匿名で相談して、回答してくれた中に書いてあったおすすめの本を探す。探しても探しても発見できなくて、存在しない本だと分かった。回答者がAIだったことに気付き始める。ショック。自分で本を探してみるも、なにを買ったらいいかわからず体力が尽きる。
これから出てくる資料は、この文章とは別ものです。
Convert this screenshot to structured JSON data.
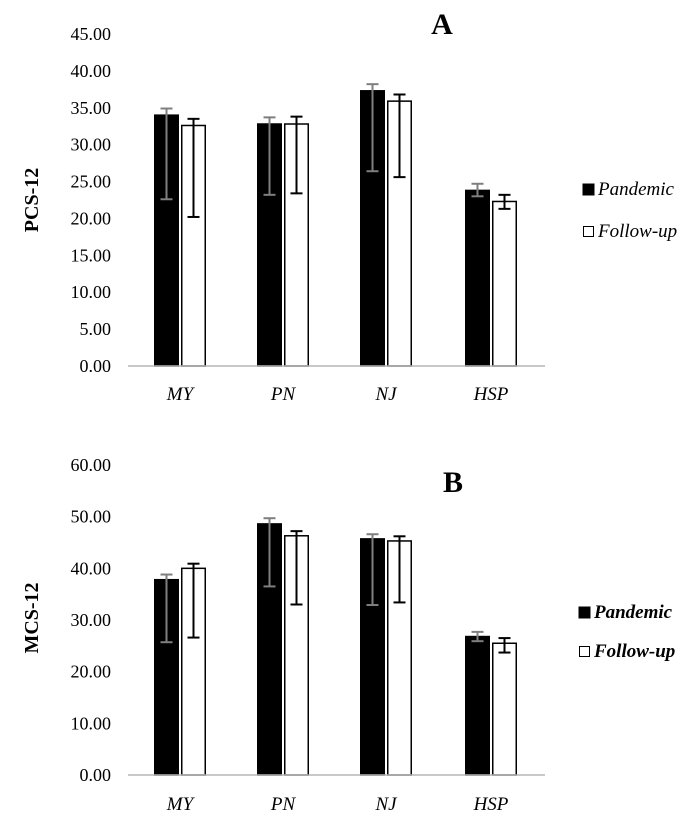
{
  "chart_data": [
    {
      "type": "bar",
      "title": "A",
      "ylabel": "PCS-12",
      "xlabel": "",
      "ylim": [
        0,
        45
      ],
      "yticks": [
        "0.00",
        "5.00",
        "10.00",
        "15.00",
        "20.00",
        "25.00",
        "30.00",
        "35.00",
        "40.00",
        "45.00"
      ],
      "categories": [
        "MY",
        "PN",
        "NJ",
        "HSP"
      ],
      "series": [
        {
          "name": "Pandemic",
          "color": "#000000",
          "values": [
            34.0,
            32.8,
            37.3,
            23.8
          ],
          "err_high": [
            34.9,
            33.7,
            38.2,
            24.7
          ],
          "err_low": [
            22.6,
            23.2,
            26.4,
            23.0
          ]
        },
        {
          "name": "Follow-up",
          "color": "#ffffff",
          "values": [
            32.6,
            32.8,
            35.9,
            22.3
          ],
          "err_high": [
            33.5,
            33.8,
            36.8,
            23.2
          ],
          "err_low": [
            20.2,
            23.4,
            25.6,
            21.3
          ]
        }
      ]
    },
    {
      "type": "bar",
      "title": "B",
      "ylabel": "MCS-12",
      "xlabel": "",
      "ylim": [
        0,
        60
      ],
      "yticks": [
        "0.00",
        "10.00",
        "20.00",
        "30.00",
        "40.00",
        "50.00",
        "60.00"
      ],
      "categories": [
        "MY",
        "PN",
        "NJ",
        "HSP"
      ],
      "series": [
        {
          "name": "Pandemic",
          "color": "#000000",
          "values": [
            37.8,
            48.6,
            45.7,
            26.8
          ],
          "err_high": [
            38.8,
            49.7,
            46.6,
            27.7
          ],
          "err_low": [
            25.7,
            36.5,
            32.9,
            25.9
          ]
        },
        {
          "name": "Follow-up",
          "color": "#ffffff",
          "values": [
            40.0,
            46.3,
            45.3,
            25.5
          ],
          "err_high": [
            40.9,
            47.2,
            46.2,
            26.5
          ],
          "err_low": [
            26.6,
            33.0,
            33.4,
            23.7
          ]
        }
      ]
    }
  ]
}
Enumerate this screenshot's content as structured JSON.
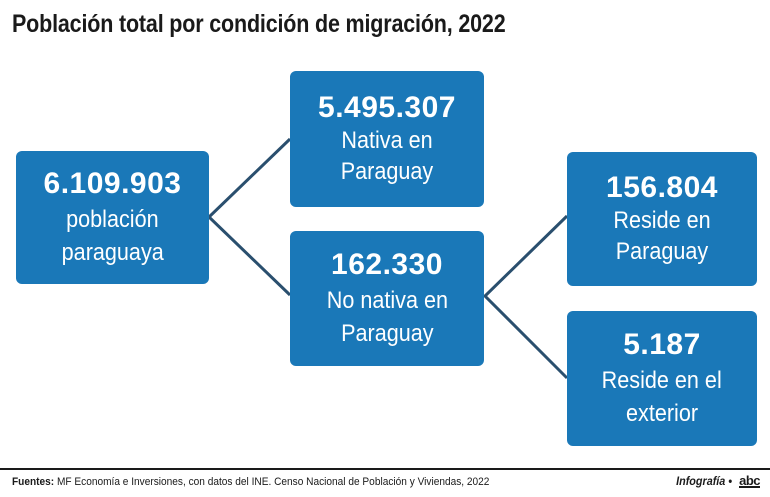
{
  "title": "Población total por condición de migración, 2022",
  "colors": {
    "box": "#1a78b8",
    "line": "#2a4f6e"
  },
  "nodes": {
    "total": {
      "value": "6.109.903",
      "label_1": "población",
      "label_2": "paraguaya"
    },
    "native": {
      "value": "5.495.307",
      "label_1": "Nativa en Paraguay"
    },
    "non_native": {
      "value": "162.330",
      "label_1": "No nativa en",
      "label_2": "Paraguay"
    },
    "resides_py": {
      "value": "156.804",
      "label_1": "Reside en Paraguay"
    },
    "resides_abroad": {
      "value": "5.187",
      "label_1": "Reside en el",
      "label_2": "exterior"
    }
  },
  "footer": {
    "sources_label": "Fuentes:",
    "sources_text": "MF Economía e Inversiones, con datos del INE. Censo Nacional de Población y Viviendas, 2022",
    "credit": "Infografía •",
    "logo": "abc"
  }
}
その昔、インターネットが好きだった。温度が好きだった。最近では、よくわからなくなってしまった。いつのまにふるい落とされたのか。悲しいな。
なんというか、老いだし、置いてかれてるし。
不安でいっぱいになったことは、今までたくさんあった。その対処法について何回も考えてきた。でもわからないまま。現実の世界では、何かが起こったら受け入れる以外の選択はないようなもので、そこには「大丈夫」しかないことはわかっている。あきらめればいいものを、どうしてあきらめられないのか。抵抗したくなってしまうのは、これもまた、あきらめるしかないってことなんだろうか。あきらめることって、「あきらめなさい」と頭に言葉で命令した途端に、難易度が急激に上がる気がするが、どうなんだろう。言葉にしてしまう前に、意志になってしまう前に、気づかれないように、ほどいていけたらいいのだが。
母から誕生日にもらったすり鉢で胡麻をすった。夜中の静かな台所で、胡麻をする音だけ響いた。ぷちぷちつぶれる感触が手に伝わる。だんだんと香り立つ。めん棒についた衣を味見。甘くてしょっぱくて香ばしい。